Ketua Pengurus Cabang GP Ansor Kabupaten Pandeglang, Lukmanul Hakim menyatakan Bupati Pandeglang harus mecopot jabatan dan memecat langsung oknum ASN Pemkab Pandeglang yang bernama Rahmat Zultika. Karena tegas Lukman, Rahmat Zultika itu tidak beradab dan kontraproduktif terhadap organisasi yang di pimpinya tersebut.

“Ini gerakan awal kami, kalau tidak secepatnya ditindaklajuti oleh Bupati Pandeglang. Saya bakal kerahkan ribuan pasukan saya yang tersebar di 35 Kecamatan di Kabupaten Pandeglang, untuk kembali datang kesini (Pendopo),” tegas Lukman, Jumat 30 Agustus 2019.
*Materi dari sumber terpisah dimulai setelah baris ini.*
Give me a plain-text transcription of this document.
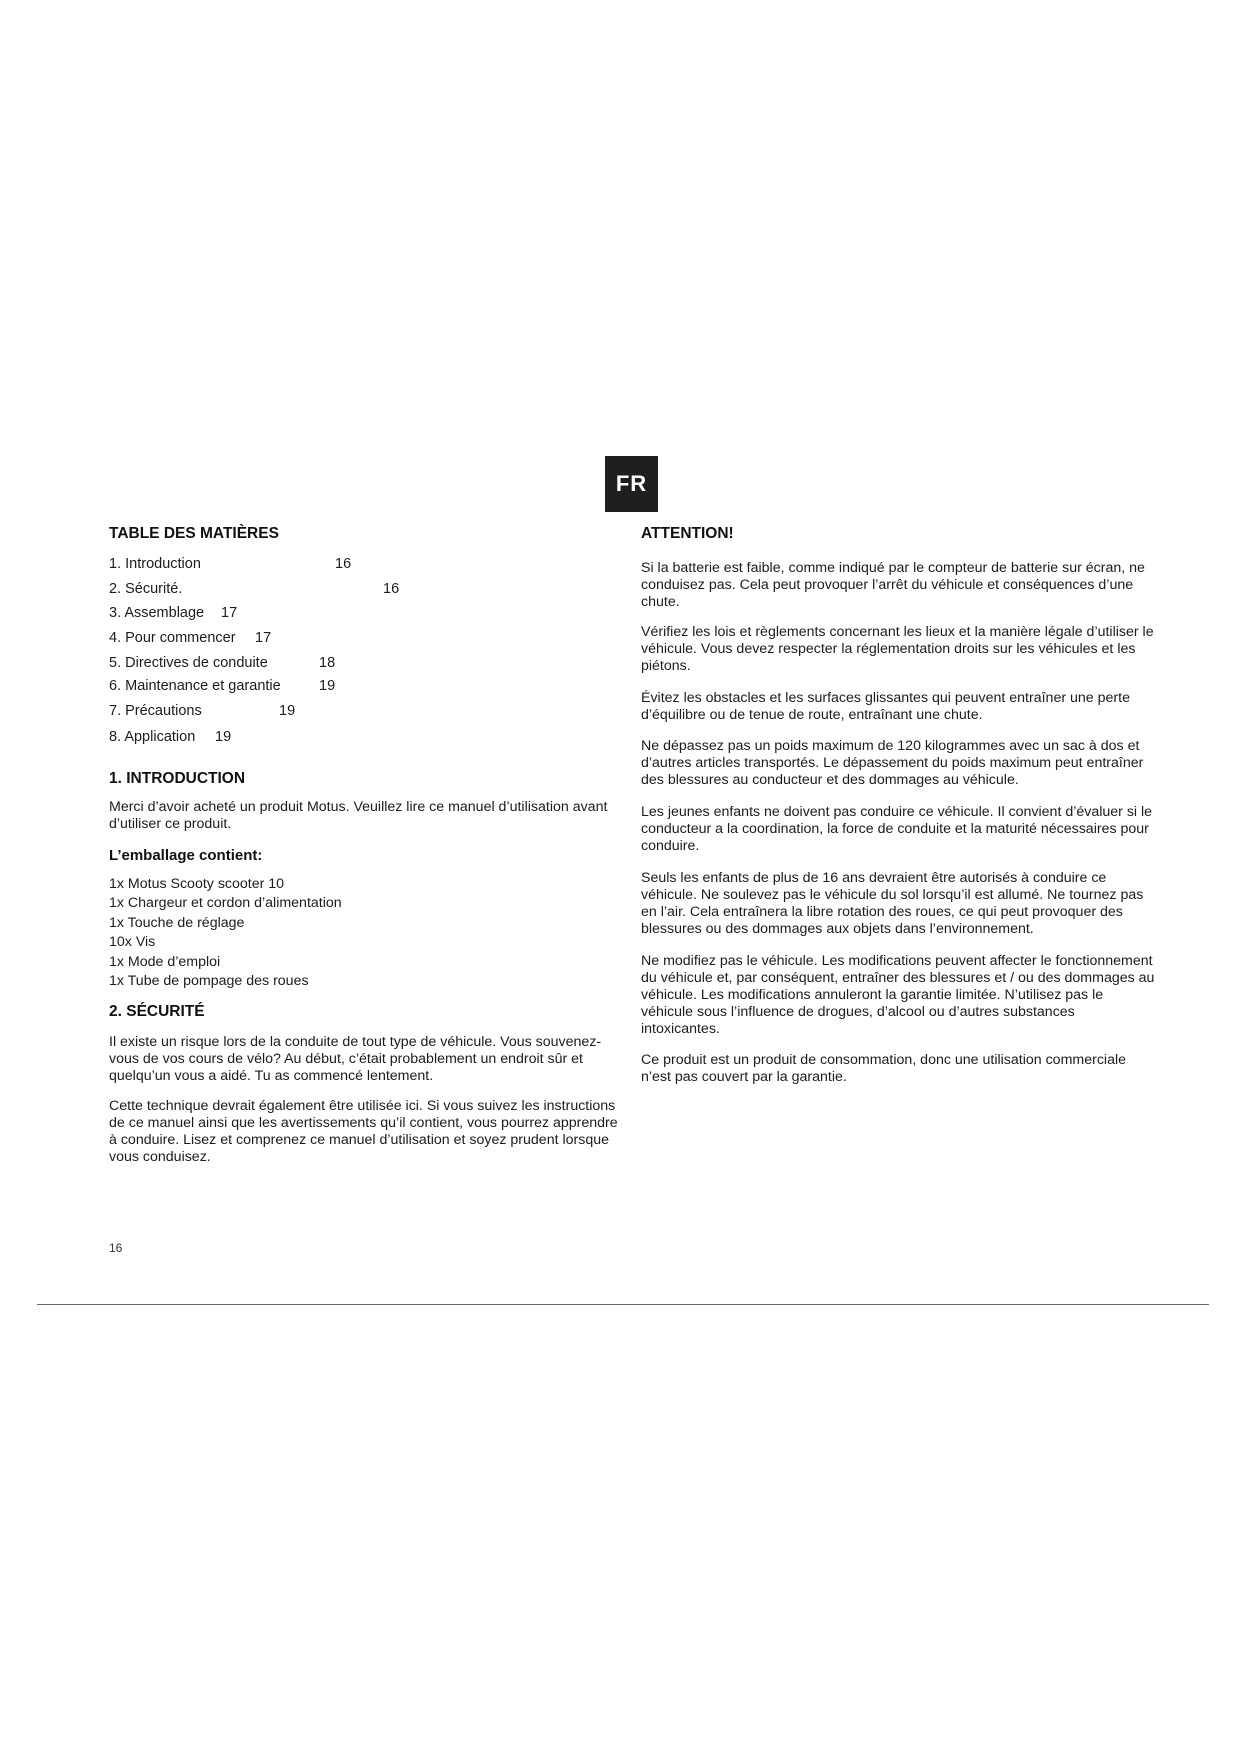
FR
TABLE DES MATIÈRES
1. Introduction	16
2. Sécurité.	16
3. Assemblage 17
4. Pour commencer 17
5. Directives de conduite	18
6. Maintenance et garantie	19
7. Précautions	19
8. Application 19
1. INTRODUCTION
Merci d’avoir acheté un produit Motus. Veuillez lire ce manuel d’utilisation avant d’utiliser ce produit.
L’emballage contient:
1x Motus Scooty scooter 10
1x Chargeur et cordon d’alimentation
1x Touche de réglage
10x Vis
1x Mode d’emploi
1x Tube de pompage des roues
2. SÉCURITÉ
Il existe un risque lors de la conduite de tout type de véhicule. Vous souvenez-vous de vos cours de vélo? Au début, c’était probablement un endroit sûr et quelqu’un vous a aidé. Tu as commencé lentement.
Cette technique devrait également être utilisée ici. Si vous suivez les instructions de ce manuel ainsi que les avertissements qu’il contient, vous pourrez apprendre à conduire. Lisez et comprenez ce manuel d’utilisation et soyez prudent lorsque vous conduisez.
ATTENTION!
Si la batterie est faible, comme indiqué par le compteur de batterie sur écran, ne conduisez pas. Cela peut provoquer l’arrêt du véhicule et conséquences d’une chute.
Vérifiez les lois et règlements concernant les lieux et la manière légale d’utiliser le véhicule. Vous devez respecter la réglementation droits sur les véhicules et les piétons.
Évitez les obstacles et les surfaces glissantes qui peuvent entraîner une perte d’équilibre ou de tenue de route, entraînant une chute.
Ne dépassez pas un poids maximum de 120 kilogrammes avec un sac à dos et d’autres articles transportés. Le dépassement du poids maximum peut entraîner des blessures au conducteur et des dommages au véhicule.
Les jeunes enfants ne doivent pas conduire ce véhicule. Il convient d’évaluer si le conducteur a la coordination, la force de conduite et la maturité nécessaires pour conduire.
Seuls les enfants de plus de 16 ans devraient être autorisés à conduire ce véhicule. Ne soulevez pas le véhicule du sol lorsqu’il est allumé. Ne tournez pas en l’air. Cela entraînera la libre rotation des roues, ce qui peut provoquer des blessures ou des dommages aux objets dans l’environnement.
Ne modifiez pas le véhicule. Les modifications peuvent affecter le fonctionnement du véhicule et, par conséquent, entraîner des blessures et / ou des dommages au véhicule. Les modifications annuleront la garantie limitée. N’utilisez pas le véhicule sous l’influence de drogues, d’alcool ou d’autres substances intoxicantes.
Ce produit est un produit de consommation, donc une utilisation commerciale n’est pas couvert par la garantie.
16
Selain sanksi tegas sebagai ASN yang tak beretika itu tambah Lukman, pihaknya bakal melaporkan kasus tersebut ke pihak Kepolisian Polres Pandeglang. Bahkan katanya, tadi malam (Kamis) ia sudah ke jajaran Reskrim Polres Pandeglang, hanya saja ia belum melengkapi berkas-berkas.

“Sebetulnya saya sudah mendatangi Satreskrim Polres Pandeglang untuk melaporkan kasus ini, hanya saja kami belum melengkapi berkas-berkas laporan dan akhirnya kami tunda dulu. Jika sudah lengkap, kami bakal langsung melaporkannya kembali,” jelasnya.

Lukman menegaskan kembali, bahwa pihaknya bakal terus mengawal kasus itu hingga dapat dituntaskan sesuai hukum yang berlaku di negara ini. Karena sudah jelas menurutnya, status yang dibuat oleh oknum ASN itu menghina dan melecehkan Banser se Indonesia.

“Saya akan sikapi sampai tuntas, jelas dia (Rahmat) harus mempertanggugjawabkannya. Karena apa yang dituliskannya itu selain menyakiti hati kami dengan hinaannya, kami juga menduga ada upaya mengadudomba kami dengan sahabat-sahabat kami yang ada di Papua. Jelas hal ini tidak boleh dibiarkan,” pungkasnya.

Kasat Reskrim Polres Pandeglang, AKP DP. Ambarita membenarkan, semalam pihak GP Ansor Pandeglang telah menghadap jajarannya untuk melaporkan kasus tersebut.

“Iya semalam ke Reskrim, dan hari ini juga infonya mau ke reskrim lagi untuk melaporkan kasus tersebut. Nanti ya kalau sudah lapor, kami bakal jelaskan,” katanya singkat.

Sementara, sampai diterbitkannya berita ini, Rahmat Zultika belum bisa dikonfirmasi karena keberadaannya sedang menunaikan ibadah haji di Makkah.